Jacob Kaplan-Moss wrote:
> On Sat, May 17, 2008 at 11:30 PM, James Bennett <[EMAIL PROTECTED]> wrote:
>> The impression I get is that a lot of people rely on silent *variable*
>> failure, but very few rely on silent *tag* failure. In fact, most
>> real-world custom template tags I've seen are wired up to raise errors
>> quite loudly, and the few times I've tried to write tags which fail
>> silently it's been a laborious process that results in much more
>> brittle code.
> 
> Well said. I can't see making ``{{ foo.bar.baz }}`` fail loudly --
> it's just too big a change.
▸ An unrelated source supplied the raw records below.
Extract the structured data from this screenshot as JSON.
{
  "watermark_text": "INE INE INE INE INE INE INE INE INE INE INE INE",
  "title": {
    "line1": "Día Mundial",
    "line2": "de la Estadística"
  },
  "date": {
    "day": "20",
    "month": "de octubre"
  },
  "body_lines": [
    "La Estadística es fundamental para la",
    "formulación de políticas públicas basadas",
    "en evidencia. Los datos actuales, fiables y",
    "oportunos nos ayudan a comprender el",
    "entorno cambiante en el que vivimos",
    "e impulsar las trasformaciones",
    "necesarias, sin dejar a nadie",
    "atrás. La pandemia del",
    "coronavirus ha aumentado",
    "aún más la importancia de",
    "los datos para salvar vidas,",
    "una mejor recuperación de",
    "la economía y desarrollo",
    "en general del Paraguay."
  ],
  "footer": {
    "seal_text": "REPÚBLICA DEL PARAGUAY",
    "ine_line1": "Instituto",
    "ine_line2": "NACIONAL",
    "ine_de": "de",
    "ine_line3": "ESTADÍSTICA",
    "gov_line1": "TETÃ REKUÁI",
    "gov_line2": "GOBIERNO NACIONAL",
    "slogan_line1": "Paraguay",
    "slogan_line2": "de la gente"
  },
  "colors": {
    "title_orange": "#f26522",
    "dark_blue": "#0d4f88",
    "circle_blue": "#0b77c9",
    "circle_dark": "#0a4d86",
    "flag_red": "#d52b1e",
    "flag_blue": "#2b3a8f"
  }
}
It especially sucks when ``foo`` or
> ``bar`` is a dynamically-constructed dictionary with variable keys.

Yes, probably too big a change to make ``{{ foo.bar.baz }}`` fail loudly 
at this point (even though there are things like the default filter and 
the firstof tag that could facilitate such a change).
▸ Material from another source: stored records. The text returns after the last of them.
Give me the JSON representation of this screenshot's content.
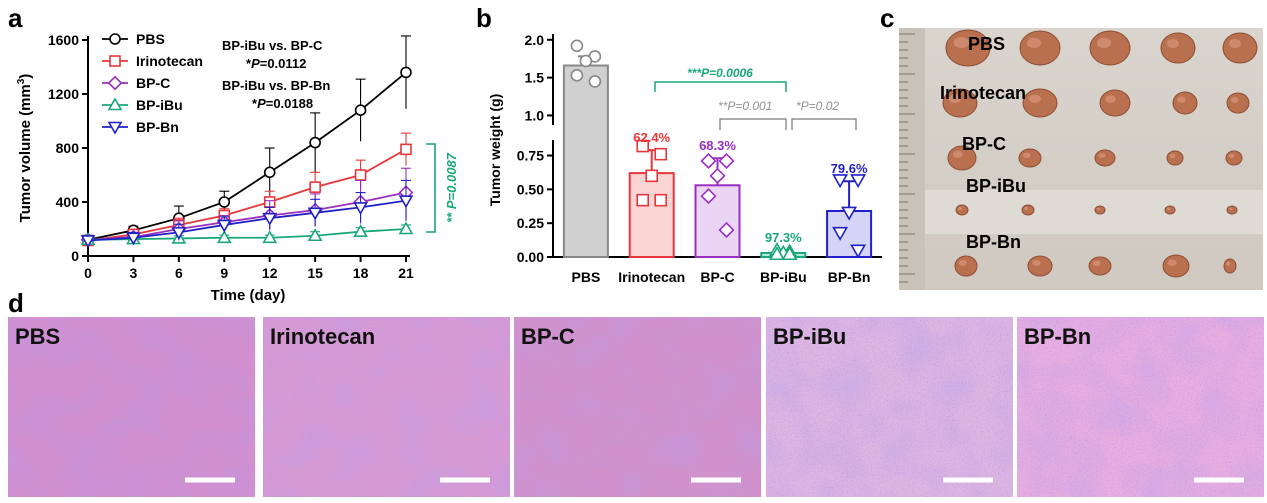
{
  "panel_labels": {
    "a": "a",
    "b": "b",
    "c": "c",
    "d": "d"
  },
  "chart_data": [
    {
      "type": "line",
      "panel": "a",
      "xlabel": "Time (day)",
      "ylabel_main": "Tumor volume (mm",
      "ylabel_sup": "3",
      "ylabel_end": ")",
      "xlim": [
        0,
        21
      ],
      "ylim": [
        0,
        1600
      ],
      "x": [
        0,
        3,
        6,
        9,
        12,
        15,
        18,
        21
      ],
      "xticks": [
        "0",
        "3",
        "6",
        "9",
        "12",
        "15",
        "18",
        "21"
      ],
      "yticks": [
        "0",
        "400",
        "800",
        "1200",
        "1600"
      ],
      "series": [
        {
          "name": "PBS",
          "color": "#000000",
          "marker": "circle",
          "values": [
            120,
            190,
            280,
            400,
            620,
            840,
            1080,
            1360
          ],
          "errors": [
            30,
            30,
            90,
            80,
            180,
            220,
            230,
            270
          ]
        },
        {
          "name": "Irinotecan",
          "color": "#e8373a",
          "marker": "square",
          "values": [
            115,
            160,
            230,
            300,
            400,
            510,
            600,
            790
          ],
          "errors": [
            30,
            30,
            50,
            50,
            80,
            110,
            110,
            120
          ]
        },
        {
          "name": "BP-C",
          "color": "#9b2fc1",
          "marker": "diamond",
          "values": [
            120,
            140,
            200,
            250,
            300,
            340,
            400,
            470
          ],
          "errors": [
            30,
            30,
            60,
            50,
            110,
            120,
            160,
            180
          ]
        },
        {
          "name": "BP-iBu",
          "color": "#1aa878",
          "marker": "triangle-up",
          "values": [
            120,
            125,
            130,
            135,
            135,
            150,
            180,
            200
          ],
          "errors": [
            30,
            20,
            20,
            20,
            20,
            30,
            30,
            30
          ]
        },
        {
          "name": "BP-Bn",
          "color": "#2121c8",
          "marker": "triangle-down",
          "values": [
            115,
            135,
            175,
            230,
            280,
            320,
            360,
            410
          ],
          "errors": [
            30,
            40,
            60,
            60,
            80,
            100,
            110,
            150
          ]
        }
      ],
      "annotations": {
        "line1": "BP-iBu vs. BP-C",
        "line2_star": "*",
        "line2_p": "P",
        "line2_val": "=0.0112",
        "line3": "BP-iBu vs. BP-Bn",
        "line4_star": "*",
        "line4_p": "P",
        "line4_val": "=0.0188",
        "bracket_text": "** P=0.0087"
      }
    },
    {
      "type": "bar",
      "panel": "b",
      "ylabel": "Tumor weight (g)",
      "categories": [
        "PBS",
        "Irinotecan",
        "BP-C",
        "BP-iBu",
        "BP-Bn"
      ],
      "values": [
        1.66,
        0.62,
        0.53,
        0.03,
        0.34
      ],
      "errors": [
        0.12,
        0.17,
        0.2,
        0.02,
        0.22
      ],
      "colors": [
        "#888888",
        "#e8373a",
        "#9b2fc1",
        "#1aa878",
        "#2121c8"
      ],
      "fills": [
        "#d0d0d0",
        "#fbd4d4",
        "#ead6f4",
        "#b8e9d4",
        "#d4d4f6"
      ],
      "points": [
        [
          1.92,
          1.78,
          1.72,
          1.53,
          1.45
        ],
        [
          0.82,
          0.76,
          0.6,
          0.42,
          0.42
        ],
        [
          0.71,
          0.71,
          0.6,
          0.45,
          0.2
        ],
        [
          0.05,
          0.04,
          0.03,
          0.02,
          0.02
        ],
        [
          0.57,
          0.57,
          0.33,
          0.18,
          0.05
        ]
      ],
      "inhibition": [
        "",
        "62.4%",
        "68.3%",
        "97.3%",
        "79.6%"
      ],
      "yticks_lower": [
        "0.00",
        "0.25",
        "0.50",
        "0.75"
      ],
      "yticks_upper": [
        "1.0",
        "1.5",
        "2.0"
      ],
      "ylim_lower": [
        0,
        0.85
      ],
      "ylim_upper": [
        0.9,
        2.05
      ],
      "sig": [
        {
          "text": "***P=0.0006",
          "color": "#1aa878"
        },
        {
          "text": "**P=0.001",
          "color": "#909090"
        },
        {
          "text": "*P=0.02",
          "color": "#909090"
        }
      ]
    }
  ],
  "photo_c": {
    "rows": [
      "PBS",
      "Irinotecan",
      "BP-C",
      "BP-iBu",
      "BP-Bn"
    ]
  },
  "histology_d": {
    "panels": [
      "PBS",
      "Irinotecan",
      "BP-C",
      "BP-iBu",
      "BP-Bn"
    ]
  }
}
I would, however, be in favor for making the exception-catching a bit 
smarter here so that we don't suppress exceptions raised by a called 
method.  For example, I'm ok with:

{{ foo.calculate_number }}

failing silently if no calculate_number attribute/method exists for foo, 
but if calculate_number is a method and happens to raise an exception 
when called, I want that to bubble up and fail loudly.  Otherwise, 
hunting down the error becomes more of a chore.  Besides, the motivation 
behind the silent behavior seems to be more for missing attributes.

> I think taking a close look at built-in *tags*, though, is a good idea
> -- in general, tags should fail loudly. There are exceptions, of
> course; ``{% if dict.somekey %}`` is a common idiom which translates
> to something like ``if dict.has_key('somekey') and dict.somekey`` --
> this is good.

I also agree that, in many instances, tags should fail loudly, and that 
these types of failures need to be looked at on a tag by tag basis.  The 
question then becomes, do we want to always raise these exceptions or do 
we want to only raise them if settings.TEMPLATE_DEBUG is True?